Olayda, 29.03.2004 tarihinde pazarlık usulü ile yapılan sözü geçen ihaleye iki firmanın katıldığı, ilk teklif fiyatından sekiz tur geçtikten sonra cihazla ilgili olarak davacı şirketin 389.000.- YTL,diğer firmanın ise 357.000.- YTL fiyat teklif ettiği, bu aşamada davacı şirket yetkilisinin daha fazla fiyat kırımı ile ilgili olarak …..firmasıyla görüşme talebinde bulunduğu, görüşmeden sonra, anılan yetkilinin başka bir fiyat bildirmeyeceğini, rakip firmanın teknik olarak bu ihaleden çıkarılması gerektiğini, aksi halde ihaleden çekileceğini beyan etmesi üzerine, hangi yönleriyle teknik yetersizliğin bulunduğunun sorulduğu, söz konusu yetkilinin somut bir cevap verememesi üzerine ihale komisyonunun itirazı görüşerek,açık pazarlığa devam edilmesine karar verildiği, ilave bir indirim yapılmadığından, her iki firmadan yazılı nihai tekliflerini vermelerinin istenmesi üzerine davacı şirket yetkilisinin itiraz dilekçesi vererek ihaleden ayrıldığı; ihale komisyonunun, ihale tarihinde, üç teknik üyeden, her iki teklif için detaylı teknik değerlendirme raporu istemesi üzerine, 30.03.2004 tarihinde verilen rapordan,davacı iddialarının asılsız olduğu saptanarak ihalenin diğer şirket üzerinde bırakıldığı, ihale komisyonu kararında. davacı firma yetkilisinin söz konusu davranışlarıyla, anılan Yasa’da belirtilen yasak fiil veya davranışta bulunduğu belirtildikten sonra, konunun incelenerek gereğinin yapılması hususunun, satın alma komisyonu tarafından 31.03.2004 tarihinde rektörlüğe bildirildiği; rektörlüğün 28.04.2004 tarihinde YÖK’ten yasaklama kararı verilmesini istediği; YÖK’ün 17.05.2004 tarihli yazıyla ilgili firma hakkında işlem yapılabilmesi için, davacı firmaya ait oda sicil kayıt belgesi, teminatın gelir kaydedildiğine dair belge ile konuya ilişkin diğer bilgi ve belgelerin Kuruma’a gönderilmesini istediği; 09.06.2004 tarihinde de YÖK tarafından Bakanlığa, davacının ihalelerden yasaklanmasının önerildiği, yasaklama kararının ilgili Bakan tarafından 23.06.2004 tarihinde onaylandığı ve 15 gün içinde YÖK Başkanlığı’na bildirildiği anlaşılmıştır.

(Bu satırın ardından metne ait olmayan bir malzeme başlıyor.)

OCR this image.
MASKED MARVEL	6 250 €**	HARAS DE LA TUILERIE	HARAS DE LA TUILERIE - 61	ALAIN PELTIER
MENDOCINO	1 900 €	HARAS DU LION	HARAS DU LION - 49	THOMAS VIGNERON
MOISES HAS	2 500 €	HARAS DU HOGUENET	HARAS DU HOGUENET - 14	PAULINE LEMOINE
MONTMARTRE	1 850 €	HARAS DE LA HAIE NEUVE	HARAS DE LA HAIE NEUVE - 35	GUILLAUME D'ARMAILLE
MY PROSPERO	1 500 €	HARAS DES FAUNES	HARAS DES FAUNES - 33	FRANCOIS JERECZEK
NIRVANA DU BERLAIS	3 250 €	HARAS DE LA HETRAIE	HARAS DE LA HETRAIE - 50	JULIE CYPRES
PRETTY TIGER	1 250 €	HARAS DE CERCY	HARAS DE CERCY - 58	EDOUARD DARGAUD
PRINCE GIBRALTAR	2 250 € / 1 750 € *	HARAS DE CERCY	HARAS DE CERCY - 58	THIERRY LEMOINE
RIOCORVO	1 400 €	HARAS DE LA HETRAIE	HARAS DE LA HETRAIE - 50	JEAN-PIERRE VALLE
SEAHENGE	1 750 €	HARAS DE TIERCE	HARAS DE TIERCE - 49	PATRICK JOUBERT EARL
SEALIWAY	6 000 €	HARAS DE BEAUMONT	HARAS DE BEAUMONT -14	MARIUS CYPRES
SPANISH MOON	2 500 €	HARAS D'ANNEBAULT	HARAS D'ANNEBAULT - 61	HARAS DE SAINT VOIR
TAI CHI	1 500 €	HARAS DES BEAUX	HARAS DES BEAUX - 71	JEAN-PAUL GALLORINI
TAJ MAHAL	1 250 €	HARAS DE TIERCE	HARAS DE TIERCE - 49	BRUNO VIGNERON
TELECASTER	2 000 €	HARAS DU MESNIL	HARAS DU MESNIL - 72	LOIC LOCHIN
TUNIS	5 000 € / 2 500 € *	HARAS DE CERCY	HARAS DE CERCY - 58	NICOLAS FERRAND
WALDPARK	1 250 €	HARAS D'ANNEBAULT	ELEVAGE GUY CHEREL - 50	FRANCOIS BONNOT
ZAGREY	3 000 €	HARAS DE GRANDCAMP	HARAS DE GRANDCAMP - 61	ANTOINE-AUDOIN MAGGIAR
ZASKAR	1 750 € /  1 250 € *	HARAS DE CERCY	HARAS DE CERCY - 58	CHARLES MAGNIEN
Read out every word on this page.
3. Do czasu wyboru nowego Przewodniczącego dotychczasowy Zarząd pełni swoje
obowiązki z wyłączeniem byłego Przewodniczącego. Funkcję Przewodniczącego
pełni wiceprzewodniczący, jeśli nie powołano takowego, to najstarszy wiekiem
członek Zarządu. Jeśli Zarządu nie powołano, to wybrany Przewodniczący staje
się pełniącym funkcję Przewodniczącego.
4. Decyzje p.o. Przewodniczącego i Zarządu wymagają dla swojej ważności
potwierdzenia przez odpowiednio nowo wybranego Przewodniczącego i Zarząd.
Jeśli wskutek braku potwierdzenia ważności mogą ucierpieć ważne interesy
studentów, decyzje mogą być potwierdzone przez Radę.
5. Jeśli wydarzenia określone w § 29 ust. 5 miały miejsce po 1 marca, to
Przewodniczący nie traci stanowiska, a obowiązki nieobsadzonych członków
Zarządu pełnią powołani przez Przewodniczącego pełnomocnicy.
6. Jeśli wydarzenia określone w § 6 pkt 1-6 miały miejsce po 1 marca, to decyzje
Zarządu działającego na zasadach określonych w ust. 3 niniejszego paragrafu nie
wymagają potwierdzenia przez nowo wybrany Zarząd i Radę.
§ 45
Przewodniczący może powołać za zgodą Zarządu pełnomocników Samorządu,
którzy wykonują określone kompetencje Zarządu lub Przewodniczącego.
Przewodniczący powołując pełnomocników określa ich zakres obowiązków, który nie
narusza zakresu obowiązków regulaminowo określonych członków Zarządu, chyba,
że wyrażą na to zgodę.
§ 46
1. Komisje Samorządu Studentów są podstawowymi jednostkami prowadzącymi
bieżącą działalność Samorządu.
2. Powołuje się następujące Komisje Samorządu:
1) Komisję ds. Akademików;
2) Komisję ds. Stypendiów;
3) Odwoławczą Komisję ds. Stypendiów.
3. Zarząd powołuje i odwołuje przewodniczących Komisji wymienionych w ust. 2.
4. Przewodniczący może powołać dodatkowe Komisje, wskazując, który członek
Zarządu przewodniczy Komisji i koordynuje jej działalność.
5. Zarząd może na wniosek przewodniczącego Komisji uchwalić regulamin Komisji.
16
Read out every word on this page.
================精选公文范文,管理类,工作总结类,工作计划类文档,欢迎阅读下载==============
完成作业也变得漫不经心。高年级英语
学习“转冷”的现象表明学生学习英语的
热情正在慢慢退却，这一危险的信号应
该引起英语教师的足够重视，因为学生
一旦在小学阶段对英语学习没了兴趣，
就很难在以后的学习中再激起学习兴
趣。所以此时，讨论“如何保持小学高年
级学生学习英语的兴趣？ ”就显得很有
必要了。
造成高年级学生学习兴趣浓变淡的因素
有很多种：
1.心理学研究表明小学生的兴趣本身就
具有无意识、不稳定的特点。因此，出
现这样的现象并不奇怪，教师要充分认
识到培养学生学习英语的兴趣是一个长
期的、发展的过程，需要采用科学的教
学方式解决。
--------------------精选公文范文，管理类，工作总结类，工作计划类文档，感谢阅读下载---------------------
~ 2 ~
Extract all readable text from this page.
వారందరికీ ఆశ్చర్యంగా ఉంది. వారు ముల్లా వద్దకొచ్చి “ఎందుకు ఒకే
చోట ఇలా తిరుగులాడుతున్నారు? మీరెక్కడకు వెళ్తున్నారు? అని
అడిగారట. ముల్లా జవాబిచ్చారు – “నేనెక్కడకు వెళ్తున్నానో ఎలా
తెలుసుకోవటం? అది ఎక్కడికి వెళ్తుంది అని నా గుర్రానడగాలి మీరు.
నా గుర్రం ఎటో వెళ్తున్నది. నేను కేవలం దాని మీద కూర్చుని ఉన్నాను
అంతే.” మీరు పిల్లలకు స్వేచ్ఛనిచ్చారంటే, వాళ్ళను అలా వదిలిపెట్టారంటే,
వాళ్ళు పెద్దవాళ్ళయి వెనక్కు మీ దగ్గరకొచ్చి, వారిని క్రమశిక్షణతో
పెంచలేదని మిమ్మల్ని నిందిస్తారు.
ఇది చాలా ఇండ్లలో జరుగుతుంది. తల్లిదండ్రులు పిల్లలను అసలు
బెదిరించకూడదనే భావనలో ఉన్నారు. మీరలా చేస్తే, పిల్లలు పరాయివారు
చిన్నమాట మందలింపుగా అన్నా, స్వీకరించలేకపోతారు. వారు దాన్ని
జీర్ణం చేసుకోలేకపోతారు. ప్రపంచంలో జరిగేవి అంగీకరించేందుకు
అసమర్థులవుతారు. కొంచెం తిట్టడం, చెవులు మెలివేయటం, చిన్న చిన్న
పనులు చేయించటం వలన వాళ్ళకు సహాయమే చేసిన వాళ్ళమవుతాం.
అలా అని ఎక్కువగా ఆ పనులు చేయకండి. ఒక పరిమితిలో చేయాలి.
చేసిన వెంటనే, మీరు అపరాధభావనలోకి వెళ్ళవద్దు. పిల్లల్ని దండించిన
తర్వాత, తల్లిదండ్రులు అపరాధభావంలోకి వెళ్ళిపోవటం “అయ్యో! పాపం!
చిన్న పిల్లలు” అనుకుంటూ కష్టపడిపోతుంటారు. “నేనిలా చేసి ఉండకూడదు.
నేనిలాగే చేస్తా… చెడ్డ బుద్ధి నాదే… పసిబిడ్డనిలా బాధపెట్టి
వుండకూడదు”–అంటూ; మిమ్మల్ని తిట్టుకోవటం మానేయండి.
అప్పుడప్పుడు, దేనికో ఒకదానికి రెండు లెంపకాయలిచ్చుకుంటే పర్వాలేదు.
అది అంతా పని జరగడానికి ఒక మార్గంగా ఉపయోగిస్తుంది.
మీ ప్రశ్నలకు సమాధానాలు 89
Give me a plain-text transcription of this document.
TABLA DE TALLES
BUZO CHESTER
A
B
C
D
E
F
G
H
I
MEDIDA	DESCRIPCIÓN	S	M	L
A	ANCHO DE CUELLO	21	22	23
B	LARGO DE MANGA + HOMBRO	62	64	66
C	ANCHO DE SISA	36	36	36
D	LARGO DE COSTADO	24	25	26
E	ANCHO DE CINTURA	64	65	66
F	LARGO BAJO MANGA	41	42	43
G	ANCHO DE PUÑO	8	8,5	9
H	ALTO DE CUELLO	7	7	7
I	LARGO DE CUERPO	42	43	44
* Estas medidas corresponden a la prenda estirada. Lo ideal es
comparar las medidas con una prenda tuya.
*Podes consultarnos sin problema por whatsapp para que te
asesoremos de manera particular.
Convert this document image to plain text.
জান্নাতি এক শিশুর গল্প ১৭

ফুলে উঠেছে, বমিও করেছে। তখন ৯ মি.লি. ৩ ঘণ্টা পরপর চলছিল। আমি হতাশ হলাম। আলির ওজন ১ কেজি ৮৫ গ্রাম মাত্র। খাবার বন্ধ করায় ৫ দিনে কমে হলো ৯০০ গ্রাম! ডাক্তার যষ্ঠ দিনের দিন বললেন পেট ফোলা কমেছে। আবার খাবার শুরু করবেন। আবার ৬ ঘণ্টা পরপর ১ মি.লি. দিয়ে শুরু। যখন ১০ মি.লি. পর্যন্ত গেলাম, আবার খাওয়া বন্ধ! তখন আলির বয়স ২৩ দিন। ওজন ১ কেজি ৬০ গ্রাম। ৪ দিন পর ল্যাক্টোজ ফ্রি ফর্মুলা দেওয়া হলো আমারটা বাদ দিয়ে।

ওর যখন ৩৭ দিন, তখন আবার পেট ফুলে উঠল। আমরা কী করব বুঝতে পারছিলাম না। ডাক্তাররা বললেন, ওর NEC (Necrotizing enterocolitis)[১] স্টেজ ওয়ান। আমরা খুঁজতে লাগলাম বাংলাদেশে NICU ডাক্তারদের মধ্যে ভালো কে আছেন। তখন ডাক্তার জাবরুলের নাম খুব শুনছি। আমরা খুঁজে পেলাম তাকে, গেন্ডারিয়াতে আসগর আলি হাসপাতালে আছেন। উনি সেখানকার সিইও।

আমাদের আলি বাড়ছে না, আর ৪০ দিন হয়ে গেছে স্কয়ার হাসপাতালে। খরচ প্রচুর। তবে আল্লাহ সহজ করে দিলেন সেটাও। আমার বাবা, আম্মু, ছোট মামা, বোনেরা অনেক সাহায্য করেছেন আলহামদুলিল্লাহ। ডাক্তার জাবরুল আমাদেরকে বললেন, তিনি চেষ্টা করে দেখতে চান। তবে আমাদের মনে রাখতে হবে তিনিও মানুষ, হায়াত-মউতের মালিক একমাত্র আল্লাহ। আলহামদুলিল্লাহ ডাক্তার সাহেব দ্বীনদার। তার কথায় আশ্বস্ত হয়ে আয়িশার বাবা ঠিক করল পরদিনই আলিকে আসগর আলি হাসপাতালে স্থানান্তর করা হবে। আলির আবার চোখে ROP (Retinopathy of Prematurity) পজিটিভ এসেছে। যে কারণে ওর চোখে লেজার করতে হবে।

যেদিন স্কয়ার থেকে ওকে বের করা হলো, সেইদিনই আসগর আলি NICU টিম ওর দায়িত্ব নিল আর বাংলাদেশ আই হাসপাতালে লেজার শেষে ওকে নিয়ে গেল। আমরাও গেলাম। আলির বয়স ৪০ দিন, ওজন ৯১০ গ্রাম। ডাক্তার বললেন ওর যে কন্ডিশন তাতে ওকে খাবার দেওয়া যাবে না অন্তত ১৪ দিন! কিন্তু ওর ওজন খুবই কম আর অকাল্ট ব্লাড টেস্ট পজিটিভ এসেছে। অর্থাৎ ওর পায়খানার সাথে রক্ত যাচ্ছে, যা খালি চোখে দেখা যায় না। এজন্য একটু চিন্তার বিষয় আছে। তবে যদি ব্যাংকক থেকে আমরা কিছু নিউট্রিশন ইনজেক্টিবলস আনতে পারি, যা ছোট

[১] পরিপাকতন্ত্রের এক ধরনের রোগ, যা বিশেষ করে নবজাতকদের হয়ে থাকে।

Bu durumda, 09.06.2004 tarihinden itibaren, yasaklama kararının verildiği 23.06.2004 tarihine kadar Yasa’da belirtilen 45 günlük süre aşılmadığından, davacının, ihalenin yapıldığı 29.03.2004 tarihi itibarıyla 45 günlük sürenin aşıldığı yönündeki iddiasında isabet bulunmamaktadır.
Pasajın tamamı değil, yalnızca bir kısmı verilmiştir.